I won't miss the boring son of a bitch nor his laments regarding failed erections.
Suburban no exit....oh, the anxt. It's enough to give ennui some energy.
He was number 38 on The Beast's 2008 Most Loathsome Americans list: http://www.buffalobeast.com/134/50mostloathsome2008.html
John Updike
Charges: Being foolishly wrong about absolutely everything for about a thousand years and counting. Getting rich applying faux gilt, and guilt, to the dull, pointless, overstuffed lives of New Yorker readers. Systematically tackles the big issues, and is subsequently dragged by them right into the end zone like Bo Jackson dragged Brian Bosworth. Latest attempt to capture the zeitgeist, The Terrorist, resulted in unintentionally comic transposition of Congregationalist soap opera to the Semtex demographic. Won’t learn, won’t quit. Like the Energizer bunny, only dumber.
Exhibit A: Apparently immortal, always a mark of evil.

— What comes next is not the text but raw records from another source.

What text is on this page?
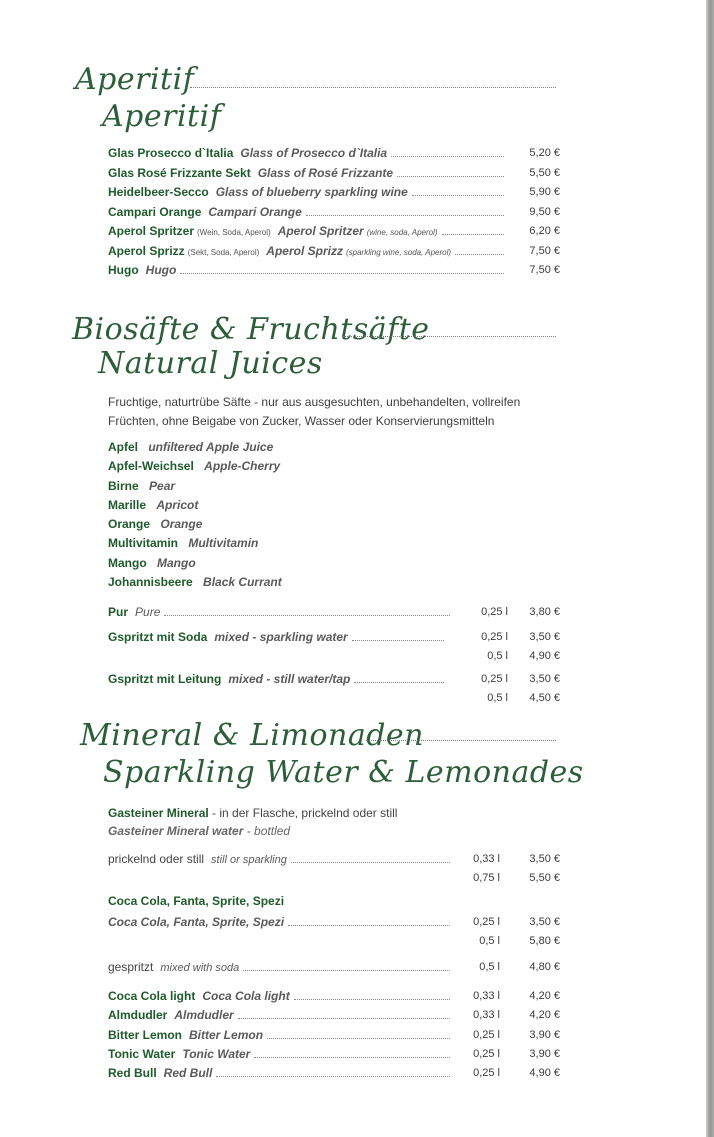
Aperitif
Aperitif
Glas Prosecco d`Italia Glass of Prosecco d`Italia	5,20 €
Glas Rosé Frizzante Sekt Glass of Rosé Frizzante	5,50 €
Heidelbeer-Secco Glass of blueberry sparkling wine	5,90 €
Campari Orange Campari Orange	9,50 €
Aperol Spritzer (Wein, Soda, Aperol) Aperol Spritzer (wine, soda, Aperol)	6,20 €
Aperol Sprizz (Sekt, Soda, Aperol) Aperol Sprizz (sparkling wine, soda, Aperol)	7,50 €
Hugo Hugo	7,50 €
Biosäfte & Fruchtsäfte
Natural Juices
Fruchtige, naturtrübe Säfte - nur aus ausgesuchten, unbehandelten, vollreifen Früchten, ohne Beigabe von Zucker, Wasser oder Konservierungsmitteln
Apfel unfiltered Apple Juice
Apfel-Weichsel Apple-Cherry
Birne Pear
Marille Apricot
Orange Orange
Multivitamin Multivitamin
Mango Mango
Johannisbeere Black Currant
Pur Pure	0,25 l	3,80 €
Gspritzt mit Soda mixed - sparkling water	0,25 l	3,50 €
0,5 l	4,90 €
Gspritzt mit Leitung mixed - still water/tap	0,25 l	3,50 €
0,5 l	4,50 €
Mineral & Limonaden
Sparkling Water & Lemonades
Gasteiner Mineral - in der Flasche, prickelnd oder still
Gasteiner Mineral water - bottled
prickelnd oder still still or sparkling	0,33 l	3,50 €
0,75 l	5,50 €
Coca Cola, Fanta, Sprite, Spezi
Coca Cola, Fanta, Sprite, Spezi	0,25 l	3,50 €
0,5 l	5,80 €
gespritzt mixed with soda	0,5 l	4,80 €
Coca Cola light Coca Cola light	0,33 l	4,20 €
Almdudler Almdudler	0,33 l	4,20 €
Bitter Lemon Bitter Lemon	0,25 l	3,90 €
Tonic Water Tonic Water	0,25 l	3,90 €
Red Bull Red Bull	0,25 l	4,90 €
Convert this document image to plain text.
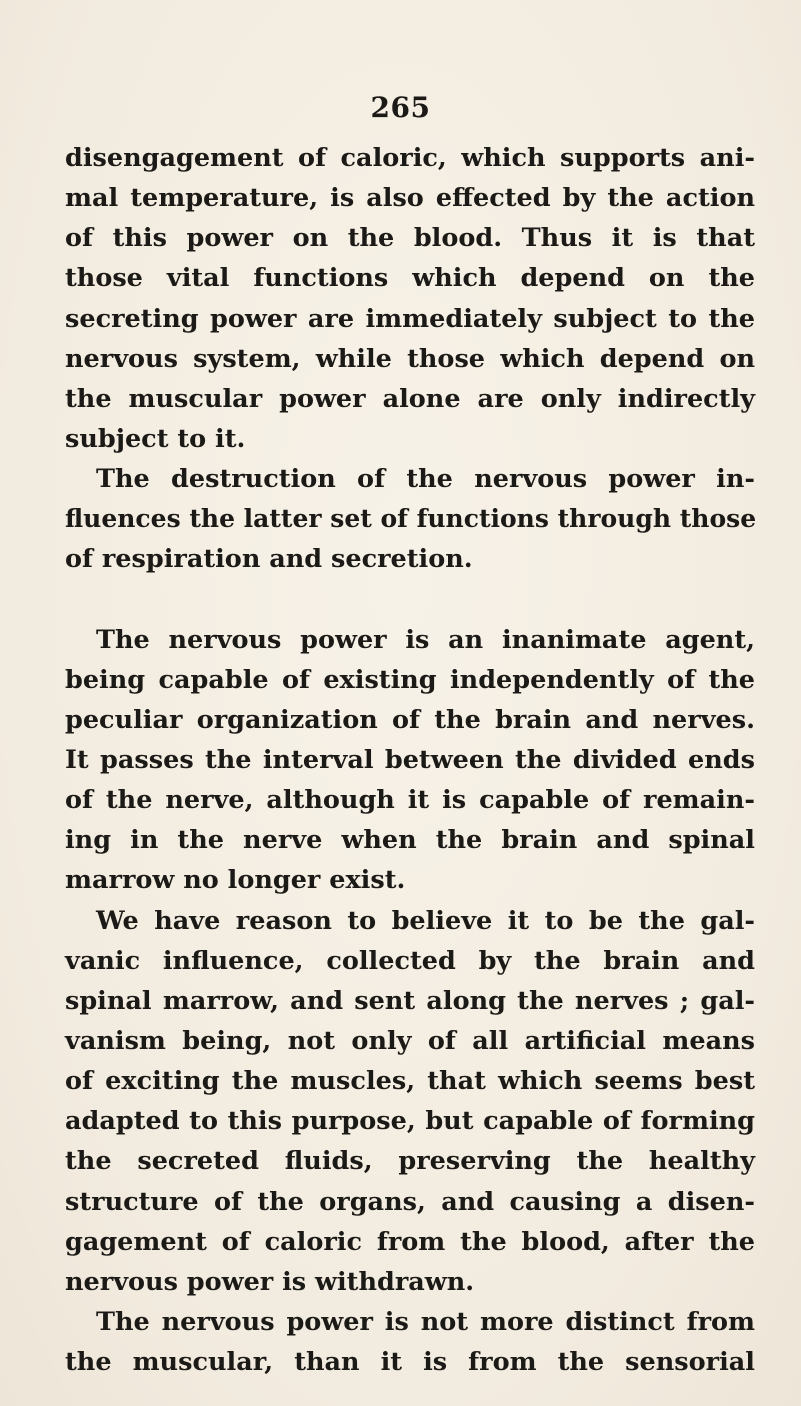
265
disengagement of caloric, which supports ani-
mal temperature, is also effected by the action
of this power on the blood. Thus it is that
those vital functions which depend on the
secreting power are immediately subject to the
nervous system, while those which depend on
the muscular power alone are only indirectly
subject to it.
The destruction of the nervous power in-
fluences the latter set of functions through those
of respiration and secretion.
The nervous power is an inanimate agent,
being capable of existing independently of the
peculiar organization of the brain and nerves.
It passes the interval between the divided ends
of the nerve, although it is capable of remain-
ing in the nerve when the brain and spinal
marrow no longer exist.
We have reason to believe it to be the gal-
vanic influence, collected by the brain and
spinal marrow, and sent along the nerves ; gal-
vanism being, not only of all artificial means
of exciting the muscles, that which seems best
adapted to this purpose, but capable of forming
the secreted fluids, preserving the healthy
structure of the organs, and causing a disen-
gagement of caloric from the blood, after the
nervous power is withdrawn.
The nervous power is not more distinct from
the muscular, than it is from the sensorial
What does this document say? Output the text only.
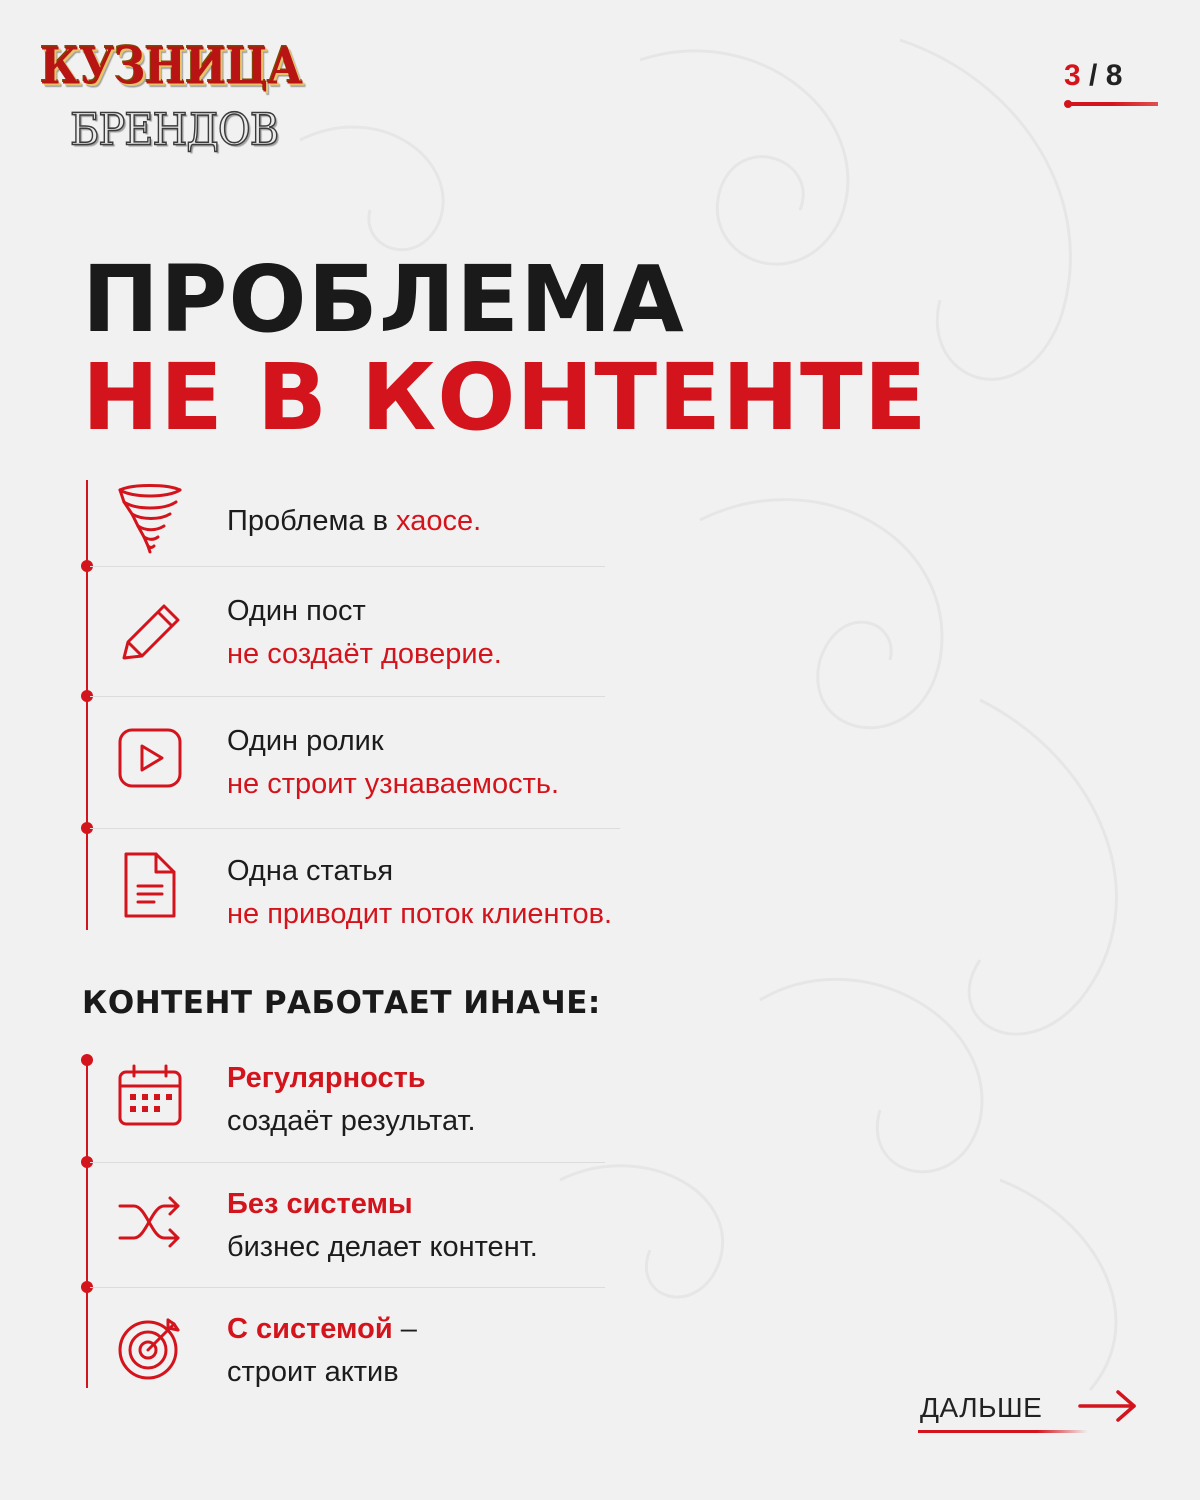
КУЗНИЦА
БРЕНДОВ
3 / 8
ПРОБЛЕМА
НЕ В КОНТЕНТЕ
Проблема в хаосе.
Один пост
не создаёт доверие.
Один ролик
не строит узнаваемость.
Одна статья
не приводит поток клиентов.
КОНТЕНТ РАБОТАЕТ ИНАЧЕ:
Регулярность
создаёт результат.
Без системы
бизнес делает контент.
С системой –
строит актив
ДАЛЬШЕ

Sentence: Eternity working for minimum wage in a university photocopy shop.
@Pfallon:
Huh. I wonder who wrote that.
he was totally on your Death List for this year, wasn't he Monsieur?
Who cares what the fuck you think, numbnuts?
Anon 8:02
Ya think rather than being an anonymous puke I used my name and url as some clever ruse? FYI, the writer was John Dolan of among other things The Exile.
Another such NY'er chronicler of middle class immorality, Mr. John O'Hara, was HUGE, wrote a ton of novels, and then after he died vanished from bookshops faster than the Nevada dew.
Updike was entitled to write as meanly and as often as he desired. Astonishing is the acclaim he collected for decades for doing so.